Chronique | A.M.E.N. - Argento (Traduction)

Pierre Sopor 13 janvier 2025

On their debut album, Italian band A.M.E.N. used Aleister Crowley's writings to give their avant-garde jazz a mysterious esoteric tinge. For their second album, Vittorio Sabelli (Dawn Of A Dark Age, Incantvm), Erba del Diavolo (lead singer of occult doom band Ponte Del Diavolo) and their companions take a slightly different approach. The album's title, Argento, leaves little doubt that the legendary director of Suspiria, Profondo Rosso and Inferno is the inspiration here. We also notice that the album has fewer but longer tracks.

The result is inevitably less scattered. You soon realise that A.M.E.N. are adopting a certain classicism and crafting their dark atmospheres rather than launching themselves feverishly into the dissonant madness of free-jazz. Elegant piano, thick brass, misty clarinet, smoky heaviness: it's more like New Orleans than a giallo. What's more, don't expect too many synthesizers or Claudio Simonetti-style ‘Goblinesque’ progressive experimentation (which doesn't stop the baroque touches of the hypnotic Magia from having a few shades of it): A.M.E.N. leave their metal background in the wardrobe and plunge into a jazz/blues mix with experimentations more turned towards mysteries from the past than psychedelic delirium.

However, Erba Del Diavolo, ‘the Devil's weed’, only needs to add her voice to give the tracks their mystical, incantatory content. Brindisi sets the scene: repetition, heaviness... All the ingredients of doom metal are there, except for the saturated guitars. A.M.E.N.'s jazz is dark, menacing, sometimes opaque, and a kind of melancholy sets in as the tracks unfold like sinister stories told in Italian. You might think that these obscure rituals belong more in a 50s film noir than in Dario's colourful 70s dazzle, but that doesn't detract from their charm.

After all, there are corpses, there is murder, there are mysteries. The titles say it all. A nocturnal whodunit atmosphere with hints of the occult: you lose yourself in these long, enigmatic tracks just as you find yourself wandering the winding streets of an ancient European city plunged in the fog, guided by the jolts of Omicidio's double bass. There's no doubt that a faceless menace lurks in the shadows. What could be more giallo?
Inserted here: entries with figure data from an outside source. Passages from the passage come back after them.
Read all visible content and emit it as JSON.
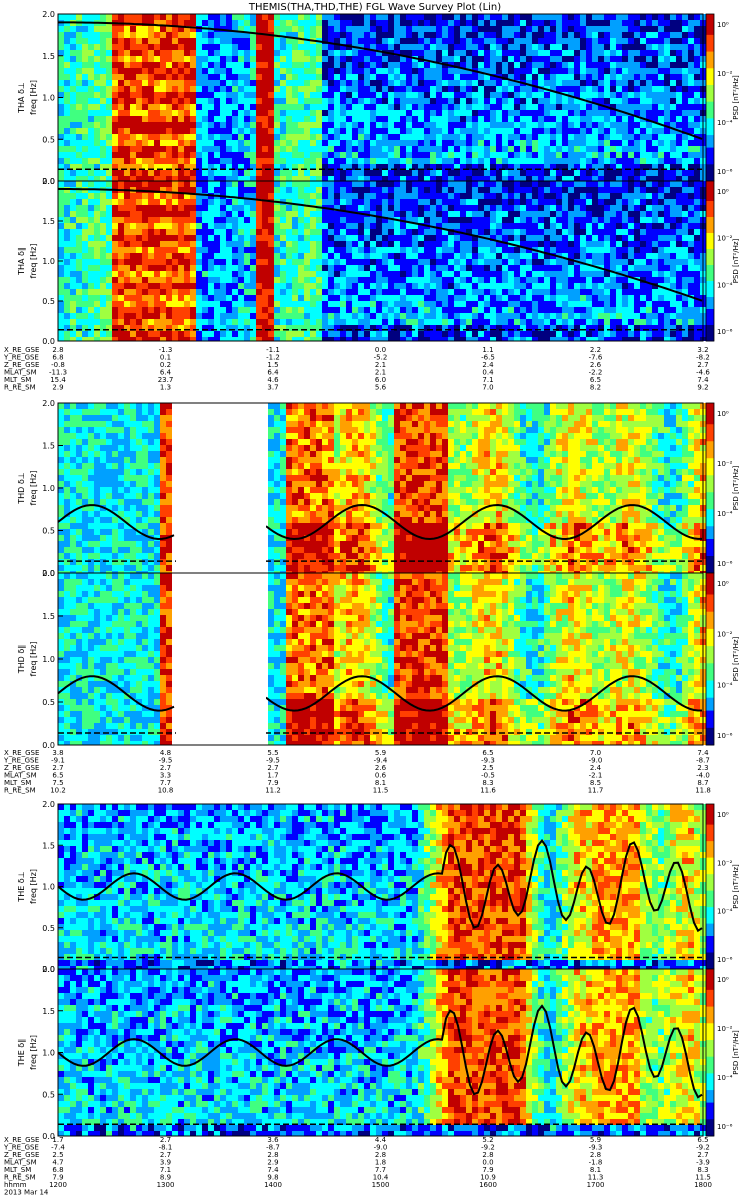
{
  "title": "THEMIS(THA,THD,THE) FGL Wave Survey Plot (Lin)",
  "colorbar": {
    "label": "PSD [nT²/Hz]",
    "ticks": [
      "10⁰",
      "10⁻²",
      "10⁻⁴",
      "10⁻⁶"
    ],
    "colormap": [
      "#000080",
      "#0000ff",
      "#00a0ff",
      "#00ffff",
      "#40ff80",
      "#a0ff40",
      "#ffff00",
      "#ffa000",
      "#ff4000",
      "#c00000"
    ]
  },
  "chart_data": [
    {
      "type": "heatmap",
      "probe": "THA",
      "panels": [
        {
          "ylabel": [
            "THA δ⊥",
            "freq [Hz]"
          ],
          "ylim": [
            0,
            2.0
          ],
          "yticks": [
            "0.0",
            "0.5",
            "1.0",
            "1.5",
            "2.0"
          ]
        },
        {
          "ylabel": [
            "THA δ∥",
            "freq [Hz]"
          ],
          "ylim": [
            0,
            2.0
          ],
          "yticks": [
            "0.0",
            "0.5",
            "1.0",
            "1.5",
            "2.0"
          ]
        }
      ],
      "ephemeris": [
        {
          "label": "X_RE_GSE",
          "values": [
            "2.8",
            "-1.3",
            "-1.1",
            "0.0",
            "1.1",
            "2.2",
            "3.2"
          ]
        },
        {
          "label": "Y_RE_GSE",
          "values": [
            "6.8",
            "0.1",
            "-1.2",
            "-5.2",
            "-6.5",
            "-7.6",
            "-8.2"
          ]
        },
        {
          "label": "Z_RE_GSE",
          "values": [
            "-0.8",
            "0.2",
            "1.5",
            "2.1",
            "2.4",
            "2.6",
            "2.7"
          ]
        },
        {
          "label": "MLAT_SM",
          "values": [
            "-11.3",
            "6.4",
            "6.4",
            "2.1",
            "0.4",
            "-2.2",
            "-4.6"
          ]
        },
        {
          "label": "MLT_SM",
          "values": [
            "15.4",
            "23.7",
            "4.6",
            "6.0",
            "7.1",
            "6.5",
            "7.4"
          ]
        },
        {
          "label": "R_RE_SM",
          "values": [
            "2.9",
            "1.3",
            "3.7",
            "5.6",
            "7.0",
            "8.2",
            "9.2"
          ]
        }
      ]
    },
    {
      "type": "heatmap",
      "probe": "THD",
      "panels": [
        {
          "ylabel": [
            "THD δ⊥",
            "freq [Hz]"
          ],
          "ylim": [
            0,
            2.0
          ],
          "yticks": [
            "0.0",
            "0.5",
            "1.0",
            "1.5",
            "2.0"
          ]
        },
        {
          "ylabel": [
            "THD δ∥",
            "freq [Hz]"
          ],
          "ylim": [
            0,
            2.0
          ],
          "yticks": [
            "0.0",
            "0.5",
            "1.0",
            "1.5",
            "2.0"
          ]
        }
      ],
      "ephemeris": [
        {
          "label": "X_RE_GSE",
          "values": [
            "3.8",
            "4.8",
            "5.5",
            "5.9",
            "6.5",
            "7.0",
            "7.4"
          ]
        },
        {
          "label": "Y_RE_GSE",
          "values": [
            "-9.1",
            "-9.5",
            "-9.5",
            "-9.4",
            "-9.3",
            "-9.0",
            "-8.7"
          ]
        },
        {
          "label": "Z_RE_GSE",
          "values": [
            "2.7",
            "2.7",
            "2.7",
            "2.6",
            "2.5",
            "2.4",
            "2.3"
          ]
        },
        {
          "label": "MLAT_SM",
          "values": [
            "6.5",
            "3.3",
            "1.7",
            "0.6",
            "-0.5",
            "-2.1",
            "-4.0"
          ]
        },
        {
          "label": "MLT_SM",
          "values": [
            "7.5",
            "7.7",
            "7.9",
            "8.1",
            "8.3",
            "8.5",
            "8.7"
          ]
        },
        {
          "label": "R_RE_SM",
          "values": [
            "10.2",
            "10.8",
            "11.2",
            "11.5",
            "11.6",
            "11.7",
            "11.8"
          ]
        }
      ]
    },
    {
      "type": "heatmap",
      "probe": "THE",
      "panels": [
        {
          "ylabel": [
            "THE δ⊥",
            "freq [Hz]"
          ],
          "ylim": [
            0,
            2.0
          ],
          "yticks": [
            "0.0",
            "0.5",
            "1.0",
            "1.5",
            "2.0"
          ]
        },
        {
          "ylabel": [
            "THE δ∥",
            "freq [Hz]"
          ],
          "ylim": [
            0,
            2.0
          ],
          "yticks": [
            "0.0",
            "0.5",
            "1.0",
            "1.5",
            "2.0"
          ]
        }
      ],
      "ephemeris": [
        {
          "label": "X_RE_GSE",
          "values": [
            "1.7",
            "2.7",
            "3.6",
            "4.4",
            "5.2",
            "5.9",
            "6.5"
          ]
        },
        {
          "label": "Y_RE_GSE",
          "values": [
            "-7.4",
            "-8.1",
            "-8.7",
            "-9.0",
            "-9.2",
            "-9.3",
            "-9.2"
          ]
        },
        {
          "label": "Z_RE_GSE",
          "values": [
            "2.5",
            "2.7",
            "2.8",
            "2.8",
            "2.8",
            "2.8",
            "2.7"
          ]
        },
        {
          "label": "MLAT_SM",
          "values": [
            "4.7",
            "3.9",
            "2.9",
            "1.8",
            "0.0",
            "-1.8",
            "-3.9"
          ]
        },
        {
          "label": "MLT_SM",
          "values": [
            "6.8",
            "7.1",
            "7.4",
            "7.7",
            "7.9",
            "8.1",
            "8.3"
          ]
        },
        {
          "label": "R_RE_SM",
          "values": [
            "7.9",
            "8.9",
            "9.8",
            "10.4",
            "10.9",
            "11.3",
            "11.5"
          ]
        },
        {
          "label": "hhmm",
          "values": [
            "1200",
            "1300",
            "1400",
            "1500",
            "1600",
            "1700",
            "1800"
          ]
        }
      ],
      "date": "2013 Mar 14"
    }
  ]
}
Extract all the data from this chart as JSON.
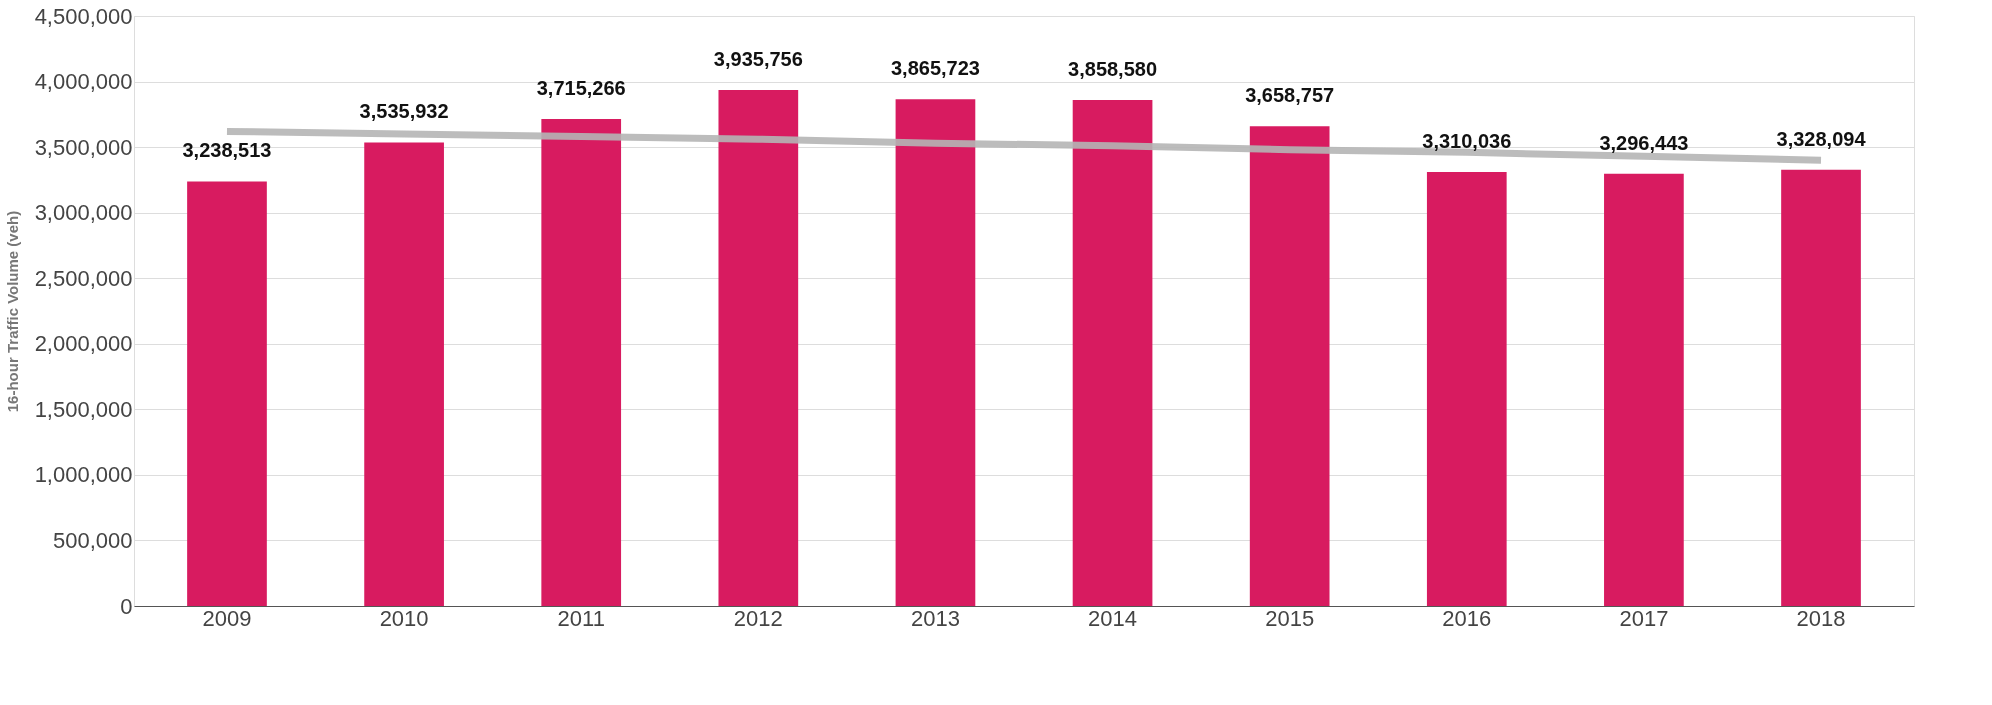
{
  "chart_data": {
    "type": "bar",
    "ylabel": "16-hour Traffic Volume (veh)",
    "categories": [
      "2009",
      "2010",
      "2011",
      "2012",
      "2013",
      "2014",
      "2015",
      "2016",
      "2017",
      "2018"
    ],
    "series": [
      {
        "color": "#d81b60",
        "values": [
          3238513,
          3535932,
          3715266,
          3935756,
          3865723,
          3858580,
          3658757,
          3310036,
          3296443,
          3328094
        ],
        "value_labels": [
          "3,238,513",
          "3,535,932",
          "3,715,266",
          "3,935,756",
          "3,865,723",
          "3,858,580",
          "3,658,757",
          "3,310,036",
          "3,296,443",
          "3,328,094"
        ]
      },
      {
        "type": "line",
        "color": "#b5b5b5",
        "values": [
          3620000,
          3600000,
          3580000,
          3560000,
          3530000,
          3510000,
          3480000,
          3460000,
          3430000,
          3400000
        ]
      }
    ],
    "ylim": [
      0,
      4500000
    ],
    "yticks": [
      {
        "value": 0,
        "label": "0"
      },
      {
        "value": 500000,
        "label": "500,000"
      },
      {
        "value": 1000000,
        "label": "1,000,000"
      },
      {
        "value": 1500000,
        "label": "1,500,000"
      },
      {
        "value": 2000000,
        "label": "2,000,000"
      },
      {
        "value": 2500000,
        "label": "2,500,000"
      },
      {
        "value": 3000000,
        "label": "3,000,000"
      },
      {
        "value": 3500000,
        "label": "3,500,000"
      },
      {
        "value": 4000000,
        "label": "4,000,000"
      },
      {
        "value": 4500000,
        "label": "4,500,000"
      }
    ],
    "grid": "y"
  }
}
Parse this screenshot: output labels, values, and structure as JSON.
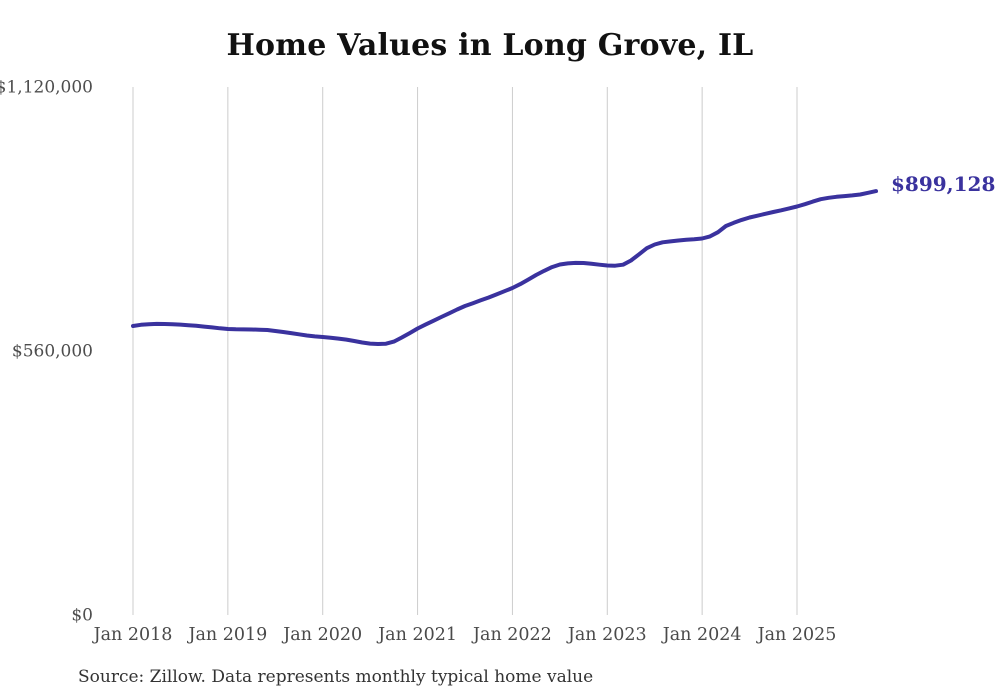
{
  "page": {
    "title": "Home Values in Long Grove, IL",
    "source_note": "Source: Zillow. Data represents monthly typical home value",
    "end_label": "$899,128"
  },
  "chart_data": {
    "type": "line",
    "title": "Home Values in Long Grove, IL",
    "source_note": "Source: Zillow. Data represents monthly typical home value",
    "legend": "none",
    "grid": "vertical-only",
    "ylim": [
      0,
      1120000
    ],
    "y_ticks": [
      {
        "label": "$0",
        "value": 0
      },
      {
        "label": "$560,000",
        "value": 560000
      },
      {
        "label": "$1,120,000",
        "value": 1120000
      }
    ],
    "x_tick_labels": [
      "Jan 2018",
      "Jan 2019",
      "Jan 2020",
      "Jan 2021",
      "Jan 2022",
      "Jan 2023",
      "Jan 2024",
      "Jan 2025"
    ],
    "end_label": "$899,128",
    "final_value": 899128,
    "colors": {
      "line": "#3a329e",
      "end_label": "#3a329e",
      "grid": "#cccccc",
      "tick_text": "#4d4d4d",
      "title_text": "#111111",
      "source_text": "#333333"
    },
    "series": [
      {
        "name": "Typical home value (monthly)",
        "x_start": "2018-01",
        "x_end": "2025-11",
        "x_interval": "month",
        "values": [
          613000,
          615500,
          616800,
          617400,
          617300,
          616800,
          615900,
          614800,
          613400,
          611800,
          610000,
          608200,
          606600,
          606000,
          605800,
          605600,
          605200,
          604500,
          602400,
          600300,
          598000,
          595500,
          592800,
          591000,
          589700,
          588000,
          586200,
          584200,
          581200,
          578000,
          575800,
          574800,
          575500,
          580000,
          588600,
          598000,
          607800,
          616000,
          624000,
          632100,
          640000,
          648000,
          655400,
          661500,
          667500,
          673500,
          680000,
          686800,
          693600,
          702000,
          711500,
          721200,
          730000,
          738000,
          743500,
          745800,
          746800,
          746600,
          745000,
          743000,
          741300,
          741000,
          743000,
          752000,
          765000,
          778000,
          786000,
          790500,
          792500,
          794400,
          795800,
          797000,
          798600,
          803000,
          812000,
          825200,
          832000,
          838000,
          843200,
          847000,
          851000,
          854900,
          858500,
          862500,
          866500,
          871500,
          877000,
          882000,
          885000,
          887000,
          888500,
          890000,
          892000,
          895500,
          899128
        ]
      }
    ]
  }
}
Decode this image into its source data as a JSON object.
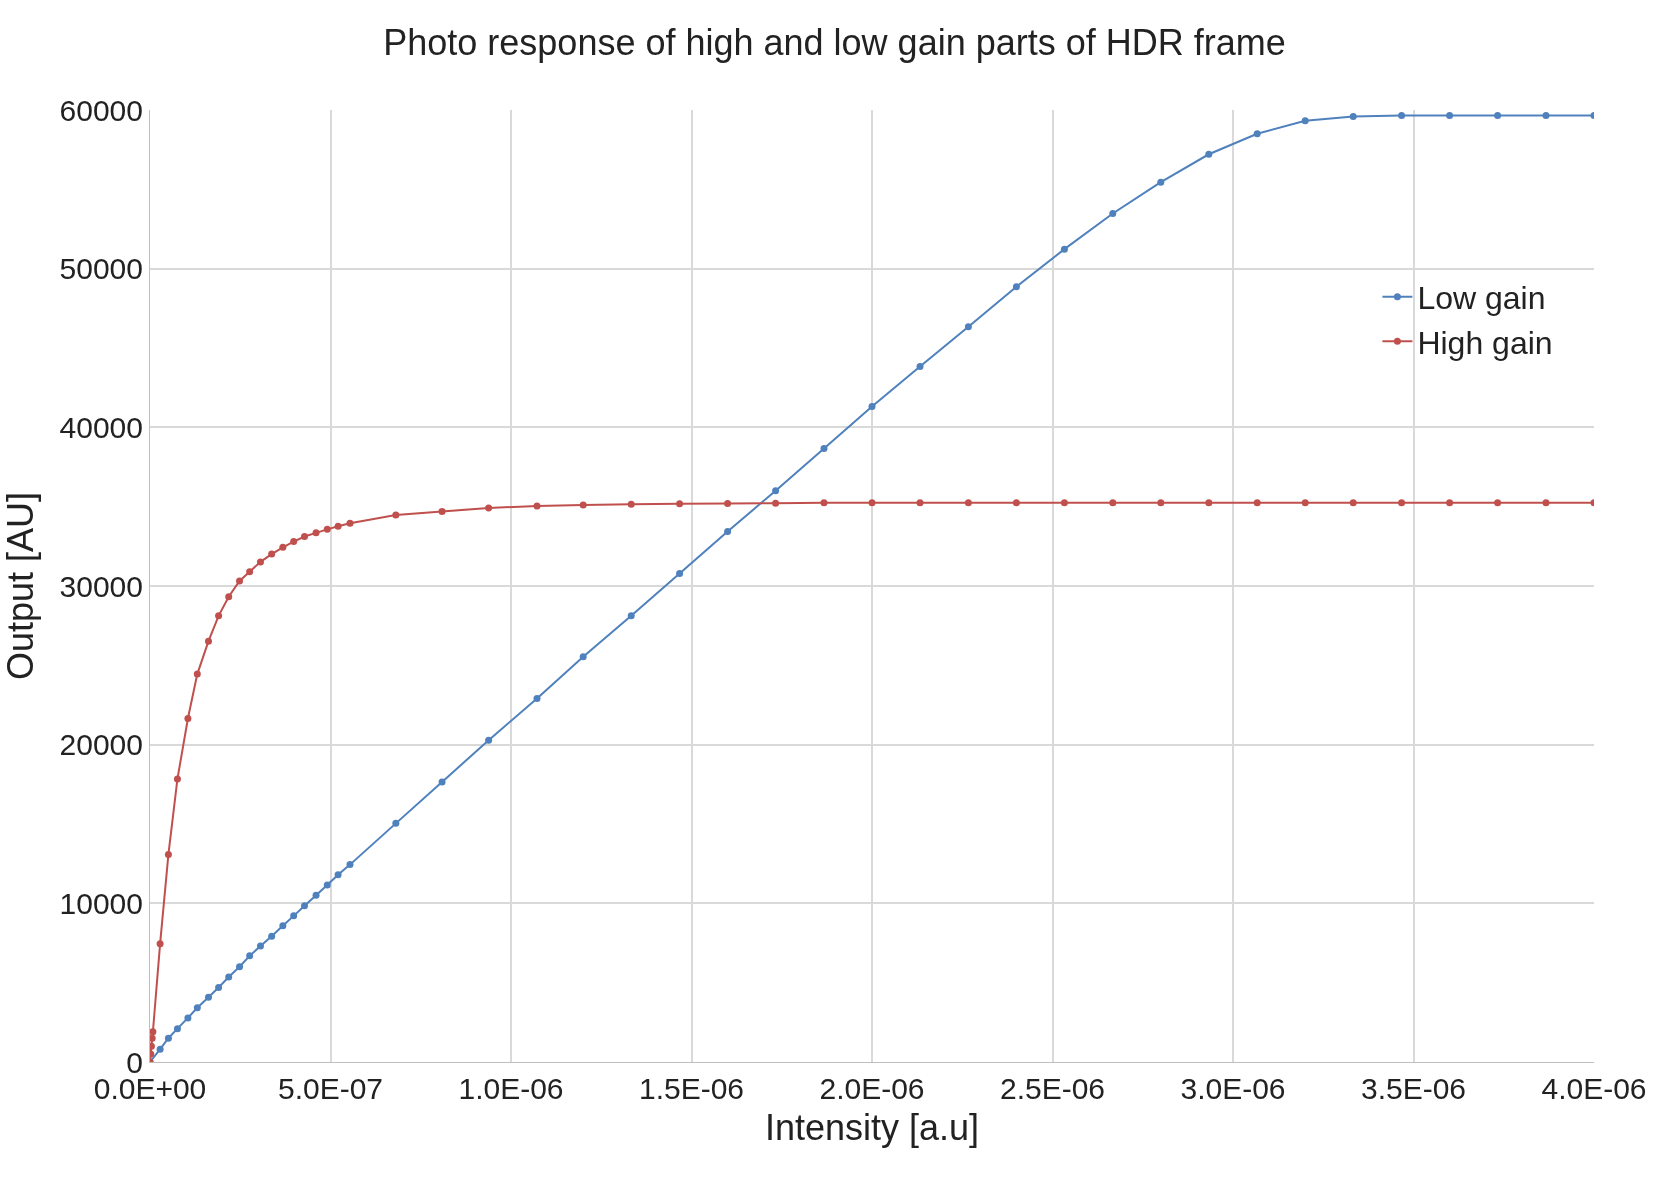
{
  "chart_data": {
    "type": "line",
    "title": "Photo response of high and low gain parts of HDR frame",
    "xlabel": "Intensity [a.u]",
    "ylabel": "Output [AU]",
    "xlim": [
      0,
      4e-06
    ],
    "xticks": [
      {
        "value": 0,
        "label": "0.0E+00"
      },
      {
        "value": 5e-07,
        "label": "5.0E-07"
      },
      {
        "value": 1e-06,
        "label": "1.0E-06"
      },
      {
        "value": 1.5e-06,
        "label": "1.5E-06"
      },
      {
        "value": 2e-06,
        "label": "2.0E-06"
      },
      {
        "value": 2.5e-06,
        "label": "2.5E-06"
      },
      {
        "value": 3e-06,
        "label": "3.0E-06"
      },
      {
        "value": 3.5e-06,
        "label": "3.5E-06"
      },
      {
        "value": 4e-06,
        "label": "4.0E-06"
      }
    ],
    "ylim": [
      0,
      60000
    ],
    "yticks": [
      0,
      10000,
      20000,
      30000,
      40000,
      50000,
      60000
    ],
    "grid": true,
    "legend": "right",
    "marker": "circle",
    "line_style": "solid",
    "series": [
      {
        "name": "Low gain",
        "color": "#4f81bd",
        "x": [
          0,
          2.8e-08,
          5.1e-08,
          7.6e-08,
          1.05e-07,
          1.31e-07,
          1.62e-07,
          1.9e-07,
          2.18e-07,
          2.48e-07,
          2.76e-07,
          3.06e-07,
          3.37e-07,
          3.68e-07,
          3.98e-07,
          4.28e-07,
          4.6e-07,
          4.91e-07,
          5.21e-07,
          5.54e-07,
          6.81e-07,
          8.09e-07,
          9.38e-07,
          1.072e-06,
          1.2e-06,
          1.333e-06,
          1.467e-06,
          1.6e-06,
          1.733e-06,
          1.867e-06,
          2e-06,
          2.133e-06,
          2.267e-06,
          2.4e-06,
          2.533e-06,
          2.667e-06,
          2.8e-06,
          2.933e-06,
          3.067e-06,
          3.2e-06,
          3.333e-06,
          3.467e-06,
          3.6e-06,
          3.733e-06,
          3.867e-06,
          4e-06
        ],
        "values": [
          0,
          810,
          1500,
          2100,
          2780,
          3420,
          4080,
          4700,
          5360,
          6000,
          6690,
          7310,
          7930,
          8590,
          9210,
          9850,
          10510,
          11150,
          11800,
          12440,
          15040,
          17650,
          20280,
          22910,
          25540,
          28130,
          30780,
          33430,
          36010,
          38660,
          41310,
          43830,
          46340,
          48860,
          51230,
          53480,
          55450,
          57210,
          58500,
          59320,
          59590,
          59660,
          59660,
          59660,
          59660,
          59660
        ]
      },
      {
        "name": "High gain",
        "color": "#c0504d",
        "x": [
          0,
          2e-09,
          4e-09,
          6e-09,
          8e-09,
          2.8e-08,
          5.1e-08,
          7.6e-08,
          1.05e-07,
          1.31e-07,
          1.62e-07,
          1.9e-07,
          2.18e-07,
          2.48e-07,
          2.76e-07,
          3.06e-07,
          3.37e-07,
          3.68e-07,
          3.98e-07,
          4.28e-07,
          4.6e-07,
          4.91e-07,
          5.21e-07,
          5.54e-07,
          6.81e-07,
          8.09e-07,
          9.38e-07,
          1.072e-06,
          1.2e-06,
          1.333e-06,
          1.467e-06,
          1.6e-06,
          1.733e-06,
          1.867e-06,
          2e-06,
          2.133e-06,
          2.267e-06,
          2.4e-06,
          2.533e-06,
          2.667e-06,
          2.8e-06,
          2.933e-06,
          3.067e-06,
          3.2e-06,
          3.333e-06,
          3.467e-06,
          3.6e-06,
          3.733e-06,
          3.867e-06,
          4e-06
        ],
        "values": [
          0,
          500,
          1000,
          1500,
          1900,
          7460,
          13080,
          17840,
          21650,
          24450,
          26520,
          28120,
          29320,
          30320,
          30900,
          31520,
          32010,
          32440,
          32800,
          33120,
          33350,
          33570,
          33760,
          33950,
          34470,
          34700,
          34920,
          35040,
          35100,
          35150,
          35180,
          35200,
          35220,
          35240,
          35240,
          35240,
          35240,
          35240,
          35240,
          35240,
          35240,
          35240,
          35240,
          35240,
          35240,
          35240,
          35240,
          35240,
          35240,
          35240
        ]
      }
    ]
  }
}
Argento is an album that knows how to give its intimate atmosphere a theatrical touch. The album has the scent of a seance in a cosy living room, of an ill-famed tavern where you play cards before reading your doom in them, of a damp, deserted alleyway from which emerges a figure wearing leather gloves. A mandolin for the Latin touches, an organ for the grandiose: A.M.E.N. fleshes out its mass with different nuances, an oppressive, haunted kaleidoscope.